Her hesitation cost her.
Hands grabbed her upper arms and lifted her clean off the ground. She smelled liquor and sweat. In her ear, a stranger sneered, “Where’re you off to?”
Everything hung suspended in an odd moment, then time spun faster, and she began kicking her feet. The guttural sounds she heard behind her were horrible. Snarling like a wolf, growling like a bear. The hard grip was wrenched away from her body, and she fell down to her hands and knees. She could hear Christopher shouting, even fainter than Will. Rolling onto her back, she looked up to see her attacker having his neck broken very efficiently by Victor’s huge man. The next one who blundered into the fray met the same fate.
Her rescuer tipped back his head, and let out a howl that echoed off the mountain.
He grabbed at a third man, who uttered his final foul word before joining the growing pile. “No! That’s enough,” Angelika panted, and they let the others flee into the night. Now they were alone.
Gasping for air, she asked, “How did you find me?”
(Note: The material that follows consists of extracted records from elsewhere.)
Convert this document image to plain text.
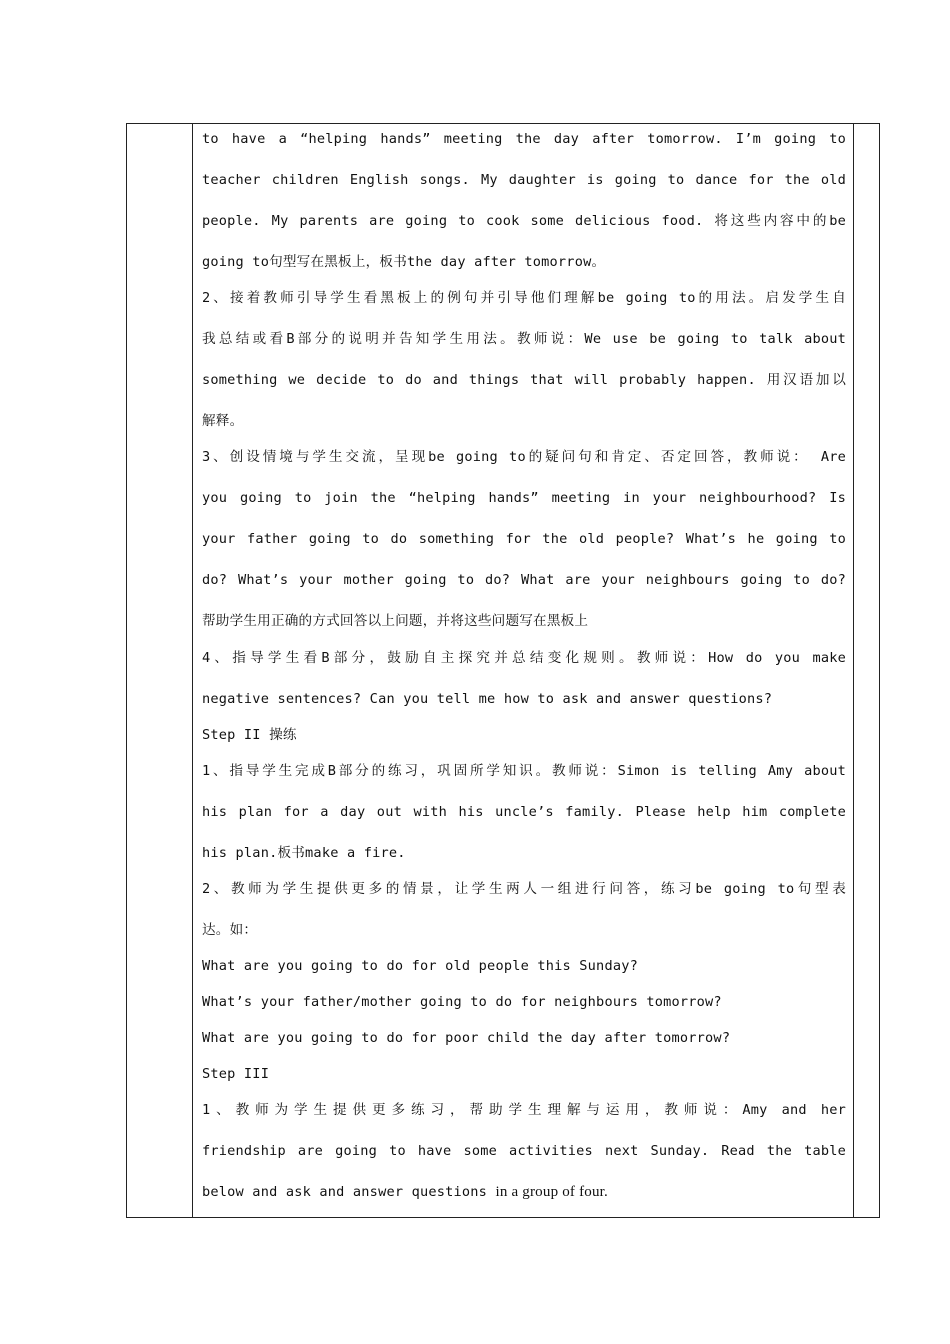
below and ask and answer questions in a group of four.
to have a “helping hands” meeting the day after tomorrow. I’m going to
teacher children English songs. My daughter is going to dance for the old
people. My parents are going to cook some delicious food. 将这些内容中的be
going to句型写在黑板上，板书the day after tomorrow。
2、接着教师引导学生看黑板上的例句并引导他们理解be going to的用法。启发学生自
我总结或看B部分的说明并告知学生用法。教师说：We use be going to talk about
something we decide to do and things that will probably happen. 用汉语加以
解释。
3、创设情境与学生交流，呈现be going to的疑问句和肯定、否定回答，教师说： Are
you going to join the “helping hands” meeting in your neighbourhood? Is
your father going to do something for the old people? What’s he going to
do? What’s your mother going to do? What are your neighbours going to do?
帮助学生用正确的方式回答以上问题，并将这些问题写在黑板上
4、指导学生看B部分，鼓励自主探究并总结变化规则。教师说：How do you make
negative sentences? Can you tell me how to ask and answer questions?
Step II 操练
1、指导学生完成B部分的练习，巩固所学知识。教师说：Simon is telling Amy about
his plan for a day out with his uncle’s family. Please help him complete
his plan.板书make a fire.
2、教师为学生提供更多的情景，让学生两人一组进行问答，练习be going to句型表
达。如：
What are you going to do for old people this Sunday?
What’s your father/mother going to do for neighbours tomorrow?
What are you going to do for poor child the day after tomorrow?
Step III
1、教师为学生提供更多练习，帮助学生理解与运用，教师说：Amy and her
friendship are going to have some activities next Sunday. Read the table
“I think I always will,” he replied.
Her nightgown was up around her thighs. She pushed at it, but her hands were covered in dirt. He knelt over her, brushing at her ineffectually with his unusable hands, uttering a tsk. He radiated nothing but protective, brotherly concern. Her breaths were sobs of sheer relief.
It was this tableau that Will and Christopher both crashed in upon, from opposite rows of apples.
Chapter Twenty-Nine
Dirt, thighs, tangled hair, and tears.
Angelika Frankenstein lying beneath a monstrously huge man.
That was all Will and Christopher registered in this scene. They stepped over the dead men without even noticing them. All she heard was them saying her name, over and over.
Her savior roared to silence them, and Will put his hands up in a placating way.
“I’m all right,” she told them. Then she saw the gun in Christopher’s hand. “No, don’t!”
He fired a shot. Whether it was designed to miss was unclear. Now he had no second shot prepared, and the man was getting to his feet. “Fuck,” Christopher said in his cultured voice. He looked up and up, until the man was at full height. “Cover your eyes,” he told Angelika, and then threw a handful of sand up at the man. It did not blind him, only landing mid-torso. Christopher scanned around on the ground for a weapon.
“He just saved me,” Angelika said, scrambling up. She put herself in front of her rescuer. “He just stopped those—those—” She gestured, and they finally noticed the dead men. “They were going to—I think they were going to—” Her teeth were chattering.
“They were going to take off her nightgown,” the huge man said, his voice rumbling in his rib cage. “I smelled what they wanted to do. Filthy creatures, chasing Angelika, making her all dirty.” She felt his icy hands curl around her shoulders. “Now I find two more chasing her?”
“You know Will, and Christopher is my friend,” she assured him. “They were trying to save me, too.”
“What are you doing out here?” Christopher’s fear was converting into anger. “Why didn’t you turn around? The house was closer than Will.” He put a hand into his hair. “I was closer than Will, goddamn it, Angelika!”
“She was coming to visit me, because she was lonely,” Will replied, but he was explaining to the man holding Angelika. “And she still wants to come to me, don’t you, my love?” He said it slow and easy. She nodded. “We’ve talked about this, brother. She loves me, and she is mine.”
“Brother?” Christopher echoed, opening the chamber of his pistol to see what he might do. “Let her go at once.”